Muito de Suprema se desenha sobre essa batalha pessoal da personagem: a impaciência com a estupidez, e a necessidade de disfarçá-la — porque homens são tenazes, mas mulheres são meramente teimosas. Nos dias de hoje, uma pessoa como Ruth já despertaria grande admiração: jovem, miudinha, casada e mãe de uma menina de colo, ela a certa altura cursou não apenas as suas matérias como também as do marido, que lutava contra um câncer de prognóstico terrível mas não queria ficar para trás. Meio século atrás, ela era uma criatura ainda não descrita pela taxonomia. De forma que, apesar do currículo extraordinário, nenhuma firma de advocacia de Nova York a contratou. Ruth foi ser professora universitária e enfrentar a frustração crescente de preparar a geração seguinte para as mudanças que ela mesma queria efetuar.

Acima, na vida real, faz o juramento de ingresso na Suprema Corte, em 1993, por indicação de Bill Clinton (à esq.): contra as atitudes obsoletas (Jeffrey Markowitz/Sygma/Getty Images)
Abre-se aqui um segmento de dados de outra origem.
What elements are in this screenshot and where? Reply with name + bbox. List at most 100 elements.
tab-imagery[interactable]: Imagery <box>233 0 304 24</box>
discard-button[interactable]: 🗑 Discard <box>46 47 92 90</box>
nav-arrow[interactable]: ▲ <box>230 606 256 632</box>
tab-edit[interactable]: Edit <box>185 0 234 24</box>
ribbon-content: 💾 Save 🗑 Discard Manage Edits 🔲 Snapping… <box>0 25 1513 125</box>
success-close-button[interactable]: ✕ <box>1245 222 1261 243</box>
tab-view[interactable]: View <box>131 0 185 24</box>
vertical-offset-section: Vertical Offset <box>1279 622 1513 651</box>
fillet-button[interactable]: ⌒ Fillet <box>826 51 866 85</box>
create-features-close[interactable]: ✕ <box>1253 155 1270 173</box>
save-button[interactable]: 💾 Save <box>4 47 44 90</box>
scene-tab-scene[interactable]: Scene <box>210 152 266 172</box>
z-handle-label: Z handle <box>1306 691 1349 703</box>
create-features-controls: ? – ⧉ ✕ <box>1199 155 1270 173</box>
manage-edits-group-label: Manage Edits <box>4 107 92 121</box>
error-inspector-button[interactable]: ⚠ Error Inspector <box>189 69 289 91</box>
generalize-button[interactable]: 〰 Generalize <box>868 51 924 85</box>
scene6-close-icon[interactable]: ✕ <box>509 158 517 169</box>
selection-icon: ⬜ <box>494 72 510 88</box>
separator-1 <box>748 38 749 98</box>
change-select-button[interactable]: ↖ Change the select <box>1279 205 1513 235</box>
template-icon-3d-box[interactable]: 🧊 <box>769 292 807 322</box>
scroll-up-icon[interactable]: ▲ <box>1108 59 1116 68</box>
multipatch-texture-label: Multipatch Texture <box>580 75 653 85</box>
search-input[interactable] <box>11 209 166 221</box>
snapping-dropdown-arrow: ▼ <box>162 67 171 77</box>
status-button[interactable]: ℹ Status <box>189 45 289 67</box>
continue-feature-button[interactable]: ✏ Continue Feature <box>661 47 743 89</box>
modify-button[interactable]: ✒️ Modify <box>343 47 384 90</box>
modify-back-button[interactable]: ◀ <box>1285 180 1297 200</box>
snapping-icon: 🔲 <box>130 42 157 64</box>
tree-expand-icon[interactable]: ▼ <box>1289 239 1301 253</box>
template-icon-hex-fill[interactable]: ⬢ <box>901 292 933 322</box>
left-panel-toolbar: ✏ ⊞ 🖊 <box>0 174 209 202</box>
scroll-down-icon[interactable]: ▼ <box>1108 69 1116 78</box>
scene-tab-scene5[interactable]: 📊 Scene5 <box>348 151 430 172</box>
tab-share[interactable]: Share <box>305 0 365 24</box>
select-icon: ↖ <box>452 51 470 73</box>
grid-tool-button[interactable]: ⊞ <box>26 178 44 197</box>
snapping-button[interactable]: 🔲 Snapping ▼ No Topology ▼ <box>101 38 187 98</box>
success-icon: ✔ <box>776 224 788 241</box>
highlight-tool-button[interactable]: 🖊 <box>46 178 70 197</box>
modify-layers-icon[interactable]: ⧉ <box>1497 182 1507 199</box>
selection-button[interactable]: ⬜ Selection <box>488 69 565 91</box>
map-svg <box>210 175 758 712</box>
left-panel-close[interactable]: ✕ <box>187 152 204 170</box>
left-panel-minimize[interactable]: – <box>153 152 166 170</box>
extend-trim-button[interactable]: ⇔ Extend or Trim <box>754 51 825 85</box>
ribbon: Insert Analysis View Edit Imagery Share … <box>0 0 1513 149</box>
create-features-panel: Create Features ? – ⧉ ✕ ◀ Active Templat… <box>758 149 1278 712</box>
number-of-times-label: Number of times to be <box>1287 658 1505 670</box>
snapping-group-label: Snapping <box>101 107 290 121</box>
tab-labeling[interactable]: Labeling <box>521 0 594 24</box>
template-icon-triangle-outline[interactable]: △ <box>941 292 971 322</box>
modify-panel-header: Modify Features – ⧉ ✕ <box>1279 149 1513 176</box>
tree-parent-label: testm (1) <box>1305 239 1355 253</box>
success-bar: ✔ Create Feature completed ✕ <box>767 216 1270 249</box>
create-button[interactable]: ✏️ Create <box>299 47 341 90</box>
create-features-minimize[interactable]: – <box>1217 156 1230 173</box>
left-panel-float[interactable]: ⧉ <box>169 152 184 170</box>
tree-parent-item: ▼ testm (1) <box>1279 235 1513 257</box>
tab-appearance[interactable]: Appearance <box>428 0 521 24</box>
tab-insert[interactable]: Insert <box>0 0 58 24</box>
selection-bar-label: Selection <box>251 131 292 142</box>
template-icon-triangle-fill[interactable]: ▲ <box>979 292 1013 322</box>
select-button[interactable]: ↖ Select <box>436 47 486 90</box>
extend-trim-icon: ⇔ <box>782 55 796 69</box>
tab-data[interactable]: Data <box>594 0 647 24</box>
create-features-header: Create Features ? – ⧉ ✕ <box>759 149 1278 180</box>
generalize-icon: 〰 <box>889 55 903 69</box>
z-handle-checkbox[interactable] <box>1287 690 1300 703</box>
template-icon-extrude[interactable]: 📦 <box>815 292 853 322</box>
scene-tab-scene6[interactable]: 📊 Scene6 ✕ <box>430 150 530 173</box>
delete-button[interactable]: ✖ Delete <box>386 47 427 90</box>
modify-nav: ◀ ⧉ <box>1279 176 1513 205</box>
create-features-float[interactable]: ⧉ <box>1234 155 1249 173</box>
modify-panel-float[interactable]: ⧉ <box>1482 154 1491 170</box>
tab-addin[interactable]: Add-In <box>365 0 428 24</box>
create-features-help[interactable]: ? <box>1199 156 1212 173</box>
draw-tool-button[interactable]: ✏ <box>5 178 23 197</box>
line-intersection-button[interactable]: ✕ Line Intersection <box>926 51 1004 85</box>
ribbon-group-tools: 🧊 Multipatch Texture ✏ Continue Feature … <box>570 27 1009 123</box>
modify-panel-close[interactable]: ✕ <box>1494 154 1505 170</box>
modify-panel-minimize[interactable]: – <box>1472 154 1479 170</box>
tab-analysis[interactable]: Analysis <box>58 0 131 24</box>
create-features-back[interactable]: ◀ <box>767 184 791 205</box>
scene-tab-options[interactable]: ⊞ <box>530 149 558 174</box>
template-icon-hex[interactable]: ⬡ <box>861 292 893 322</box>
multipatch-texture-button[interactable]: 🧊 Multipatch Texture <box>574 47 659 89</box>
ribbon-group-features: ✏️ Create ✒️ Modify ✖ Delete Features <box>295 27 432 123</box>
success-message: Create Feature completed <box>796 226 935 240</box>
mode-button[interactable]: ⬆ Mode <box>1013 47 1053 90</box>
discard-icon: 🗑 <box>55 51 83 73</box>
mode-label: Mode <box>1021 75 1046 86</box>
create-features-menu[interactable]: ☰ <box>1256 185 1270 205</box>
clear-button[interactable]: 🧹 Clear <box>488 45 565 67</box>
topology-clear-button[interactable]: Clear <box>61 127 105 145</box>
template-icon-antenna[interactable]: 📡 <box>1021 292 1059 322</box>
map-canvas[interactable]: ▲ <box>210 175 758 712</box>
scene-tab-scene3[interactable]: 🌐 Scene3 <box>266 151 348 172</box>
No início dos anos 70, porém, Ruth encontrou um caminho possível em um caso singular, no qual a lei discriminava um homem por ser homem. As tentativas de equiparar os direitos das mulheres aos dos homens nos tribunais haviam sido um fiasco. Mas e se a corte fosse obrigada a examinar o inverso disso? A preparação dessa defesa que dividiu águas na jurisprudência americana é a linha mestra da segunda parte do filme, e Mimi Leder, uma narradora segura e fluente, tira o melhor do roteiro e de sua atriz excelente para repropor à geração atual o feminismo professado por Ruth e suas contemporâneas, que parece cada vez mais arrojado. Como ela própria resume em uma cena, citando a abolicionista Sarah Grimké: dispensam-se favores, e solicita-se apenas que os homens parem de pisar no pescoço das mulheres. Se os pisões antes autorizados por centenas de leis discriminatórias passaram a ser ilegais, é em boa parte por causa da pragmática e, sim, tenaz Ruth Ginsburg.